Grand théologien et grand moraliste, Tertullien indique aux chrétiens la « discipline » qu’ils doivent suivre ; c’est-à-dire comment, les chrétiens doivent mener leur vie morale, en tout, ce sont près de 15 traités, qui nous montrent d’ailleurs l’évolution de la pensée de Tertullien.   D’autres ouvrages portent essentiellement sur la « règle de foi », c’est-à-dire sur une description approfondie des dogmes. Notons encore son ouvrage ayant pour titre : De Pallio (Sur le manteau), le plus court de ses livres, composé dans les années 209-211 ; il présente une défense du manteau grec , le pallium, qui devait remplacer, pour les chrétiens, la très officielle toge romaine.

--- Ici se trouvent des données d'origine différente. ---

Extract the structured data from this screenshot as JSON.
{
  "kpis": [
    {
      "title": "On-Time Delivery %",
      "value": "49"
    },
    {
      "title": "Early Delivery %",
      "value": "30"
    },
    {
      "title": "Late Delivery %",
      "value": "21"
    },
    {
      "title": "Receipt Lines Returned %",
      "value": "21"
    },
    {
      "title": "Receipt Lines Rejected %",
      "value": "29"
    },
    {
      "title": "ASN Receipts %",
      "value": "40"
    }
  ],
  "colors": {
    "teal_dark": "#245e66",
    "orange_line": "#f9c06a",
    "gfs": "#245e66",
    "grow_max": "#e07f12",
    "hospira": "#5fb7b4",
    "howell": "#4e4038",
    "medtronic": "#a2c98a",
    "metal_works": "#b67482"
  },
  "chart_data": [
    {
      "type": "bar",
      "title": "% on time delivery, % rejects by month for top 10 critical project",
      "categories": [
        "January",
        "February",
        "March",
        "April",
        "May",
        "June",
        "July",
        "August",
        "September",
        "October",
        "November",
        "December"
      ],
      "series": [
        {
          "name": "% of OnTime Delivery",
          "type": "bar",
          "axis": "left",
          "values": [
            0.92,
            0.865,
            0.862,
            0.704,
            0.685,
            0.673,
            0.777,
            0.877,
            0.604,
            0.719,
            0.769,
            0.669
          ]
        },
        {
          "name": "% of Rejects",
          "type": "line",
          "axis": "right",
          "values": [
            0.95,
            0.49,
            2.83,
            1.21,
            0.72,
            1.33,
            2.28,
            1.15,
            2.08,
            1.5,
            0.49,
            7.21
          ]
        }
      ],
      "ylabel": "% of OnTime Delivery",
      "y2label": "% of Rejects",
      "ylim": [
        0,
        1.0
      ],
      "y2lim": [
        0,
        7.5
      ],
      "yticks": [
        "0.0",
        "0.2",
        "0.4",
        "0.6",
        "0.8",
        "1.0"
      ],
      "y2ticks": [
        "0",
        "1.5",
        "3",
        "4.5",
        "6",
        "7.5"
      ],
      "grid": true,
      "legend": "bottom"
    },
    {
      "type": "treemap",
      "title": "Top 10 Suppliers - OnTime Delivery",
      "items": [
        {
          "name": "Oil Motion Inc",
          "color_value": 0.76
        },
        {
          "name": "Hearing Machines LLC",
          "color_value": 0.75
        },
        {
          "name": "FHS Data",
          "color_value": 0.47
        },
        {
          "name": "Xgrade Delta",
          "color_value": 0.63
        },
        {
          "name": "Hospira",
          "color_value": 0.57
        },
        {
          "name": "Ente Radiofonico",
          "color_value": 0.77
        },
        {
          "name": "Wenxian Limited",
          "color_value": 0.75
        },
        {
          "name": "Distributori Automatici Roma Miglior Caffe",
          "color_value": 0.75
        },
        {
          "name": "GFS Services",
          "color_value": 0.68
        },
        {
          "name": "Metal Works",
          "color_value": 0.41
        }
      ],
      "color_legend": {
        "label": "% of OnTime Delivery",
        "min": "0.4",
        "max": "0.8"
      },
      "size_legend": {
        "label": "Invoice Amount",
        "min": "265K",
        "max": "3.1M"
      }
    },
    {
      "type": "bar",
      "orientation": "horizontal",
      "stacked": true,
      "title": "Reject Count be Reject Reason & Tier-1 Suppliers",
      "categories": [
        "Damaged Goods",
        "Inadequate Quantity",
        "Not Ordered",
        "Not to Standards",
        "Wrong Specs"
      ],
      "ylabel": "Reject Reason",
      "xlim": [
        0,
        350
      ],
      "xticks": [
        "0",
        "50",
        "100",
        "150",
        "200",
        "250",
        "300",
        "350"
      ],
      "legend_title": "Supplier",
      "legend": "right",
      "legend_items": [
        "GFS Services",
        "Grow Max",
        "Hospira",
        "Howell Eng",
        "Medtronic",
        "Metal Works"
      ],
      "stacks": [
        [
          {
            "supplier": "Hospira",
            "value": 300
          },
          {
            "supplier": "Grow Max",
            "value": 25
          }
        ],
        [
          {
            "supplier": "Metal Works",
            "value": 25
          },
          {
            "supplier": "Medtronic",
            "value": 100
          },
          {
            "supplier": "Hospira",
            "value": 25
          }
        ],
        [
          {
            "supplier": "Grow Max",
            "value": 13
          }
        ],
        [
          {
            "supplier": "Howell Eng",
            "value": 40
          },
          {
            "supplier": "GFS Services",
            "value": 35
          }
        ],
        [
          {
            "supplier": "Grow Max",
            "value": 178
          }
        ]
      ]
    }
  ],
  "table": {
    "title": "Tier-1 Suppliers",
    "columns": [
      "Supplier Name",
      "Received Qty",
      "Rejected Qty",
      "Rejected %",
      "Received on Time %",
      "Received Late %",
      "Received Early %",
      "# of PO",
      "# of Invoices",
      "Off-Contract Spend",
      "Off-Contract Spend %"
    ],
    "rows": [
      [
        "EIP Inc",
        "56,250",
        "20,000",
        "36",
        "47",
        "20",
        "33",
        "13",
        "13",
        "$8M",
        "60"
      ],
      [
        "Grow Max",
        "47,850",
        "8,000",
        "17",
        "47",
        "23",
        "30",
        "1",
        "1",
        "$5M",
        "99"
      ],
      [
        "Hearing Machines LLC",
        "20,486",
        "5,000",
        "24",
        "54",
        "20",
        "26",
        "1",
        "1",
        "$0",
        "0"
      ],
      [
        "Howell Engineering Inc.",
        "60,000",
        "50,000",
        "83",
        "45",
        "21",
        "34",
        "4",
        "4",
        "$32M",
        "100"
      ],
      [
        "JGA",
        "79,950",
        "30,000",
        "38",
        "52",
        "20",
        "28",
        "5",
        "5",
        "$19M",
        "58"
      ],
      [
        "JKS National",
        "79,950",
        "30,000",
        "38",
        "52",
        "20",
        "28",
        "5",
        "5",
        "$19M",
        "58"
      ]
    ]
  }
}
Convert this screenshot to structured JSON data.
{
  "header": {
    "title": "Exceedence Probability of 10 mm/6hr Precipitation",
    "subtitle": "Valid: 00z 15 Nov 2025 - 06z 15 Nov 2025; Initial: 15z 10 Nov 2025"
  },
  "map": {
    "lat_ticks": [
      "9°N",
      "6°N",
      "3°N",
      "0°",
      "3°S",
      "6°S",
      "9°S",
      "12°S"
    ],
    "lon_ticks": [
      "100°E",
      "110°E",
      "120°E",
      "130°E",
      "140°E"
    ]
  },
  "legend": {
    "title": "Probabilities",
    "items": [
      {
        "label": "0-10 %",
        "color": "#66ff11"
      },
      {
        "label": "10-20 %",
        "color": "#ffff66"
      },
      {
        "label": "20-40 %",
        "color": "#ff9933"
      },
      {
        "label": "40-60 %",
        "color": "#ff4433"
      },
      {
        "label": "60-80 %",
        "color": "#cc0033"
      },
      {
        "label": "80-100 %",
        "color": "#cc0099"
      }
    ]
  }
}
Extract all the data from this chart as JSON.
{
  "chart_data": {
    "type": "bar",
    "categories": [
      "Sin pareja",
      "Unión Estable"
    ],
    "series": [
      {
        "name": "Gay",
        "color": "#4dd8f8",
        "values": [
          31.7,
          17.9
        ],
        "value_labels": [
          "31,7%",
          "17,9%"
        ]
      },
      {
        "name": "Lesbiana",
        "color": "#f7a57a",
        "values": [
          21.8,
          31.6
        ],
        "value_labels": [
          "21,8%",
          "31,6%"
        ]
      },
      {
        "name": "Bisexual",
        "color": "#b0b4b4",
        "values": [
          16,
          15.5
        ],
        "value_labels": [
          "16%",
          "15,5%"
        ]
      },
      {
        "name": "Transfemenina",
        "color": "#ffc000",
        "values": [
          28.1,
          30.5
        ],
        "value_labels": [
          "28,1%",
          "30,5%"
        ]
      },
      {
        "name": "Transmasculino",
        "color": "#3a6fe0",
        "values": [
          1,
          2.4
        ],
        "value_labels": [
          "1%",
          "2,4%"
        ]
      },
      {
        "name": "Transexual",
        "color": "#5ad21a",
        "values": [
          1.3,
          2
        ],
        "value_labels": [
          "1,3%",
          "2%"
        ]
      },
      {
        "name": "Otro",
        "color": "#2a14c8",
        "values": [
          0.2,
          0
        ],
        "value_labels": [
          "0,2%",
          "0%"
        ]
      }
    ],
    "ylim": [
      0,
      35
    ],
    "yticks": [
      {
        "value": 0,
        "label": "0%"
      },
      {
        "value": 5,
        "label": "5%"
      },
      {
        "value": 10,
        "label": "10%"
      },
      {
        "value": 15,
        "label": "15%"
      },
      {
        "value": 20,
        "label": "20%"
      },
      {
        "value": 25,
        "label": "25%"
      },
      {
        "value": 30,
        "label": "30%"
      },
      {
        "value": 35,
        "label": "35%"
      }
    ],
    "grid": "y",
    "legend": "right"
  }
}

Ce changement devait symboliser pour « le chrétien », citoyen et sujet de l’Empire, la conversion à « une philosophie nouvelle et meilleure ». Tertullien aborde la position du chrétien, devant les progrès de la romanisation et sa place dans la vie de la cité, sous la tutelle romaine. Tertullien y explique donc, pourquoi il a abandonné la toge pour le manteau. La théologie de Tertullien n’est pas le résultat d’un projet préalablement établi. C’est une « somme », la première dans l’histoire du christianisme, qui présente presque toujours un caractère polémique, motivée par les circonstances.

Ses positions contre la philosophie ont parfois été jugées trop sévèrement ; en fait, il ne dénonce pas la philosophie en elle-même, mais l’usage qu’en font ses contemporains gnostiques. Il ne renie d’ailleurs pas complètement son paganisme antérieur, en tous les cas, pas la culture qui l’accompagne, ses lectures étant principalement des œuvres de Sénèque et de Cicéron. Il faut plutôt penser que sa foi s’est greffée sur cette culture. Son style est parfois surprenant, son goût pour un certain maniérisme, ses tournures quelquefois violentes, ses artifices de langage semblent en contradiction avec ce qu’il professe. Mais pour prouver la vérité, l’expérience démontre que la simplicité ne suffit pas…

C’est lorsque Calliste, évêque de Rome, publie un édit en 217 admettant à la pénitence « tous les péchés », que Tertullien explose. C’est qu’en cette première moitié du IIIe siècle, nous l’avons vu, la vie chrétienne se caractérise par une rigueur et un ascétisme développés. Le célibat apparaît comme un modèle de vie plus valable que le mariage. Les femmes vierges ont rang d’honneur dans l’Eglise, l’ordre des diaconesses s’affirme. Le luxe excessif est condamné, la nourriture doit être simple, l’alcool consommé avec modération. Si les sports et les bains publics sont autorisés, c’est à condition qu’ils ne mènent pas à la promiscuité et les spectacles sont interdits à cause des « passions idolâtres qu’ils suscitent ». C’est alors que Tertullien, qui est désormais en « recherche de la voie étroite », crée lui-même, un schisme, dans la secte.

 

Après en avoir examiné les thèses, Augustin, décharge le célèbre polémiste et ses adeptes de toute accusation d’hérésie. La communauté des « Tertullianistes », devait subsister obscurément à Carthage. Au début du Ve siècle, ils avaient encore une basilique, où leurs réunions étaient fort semblables à celles des catholiques, la seule différence étant que, au cours de ces offices, place était donnée aux fidèles qui bénéficiaient du charisme de visions et d’extases.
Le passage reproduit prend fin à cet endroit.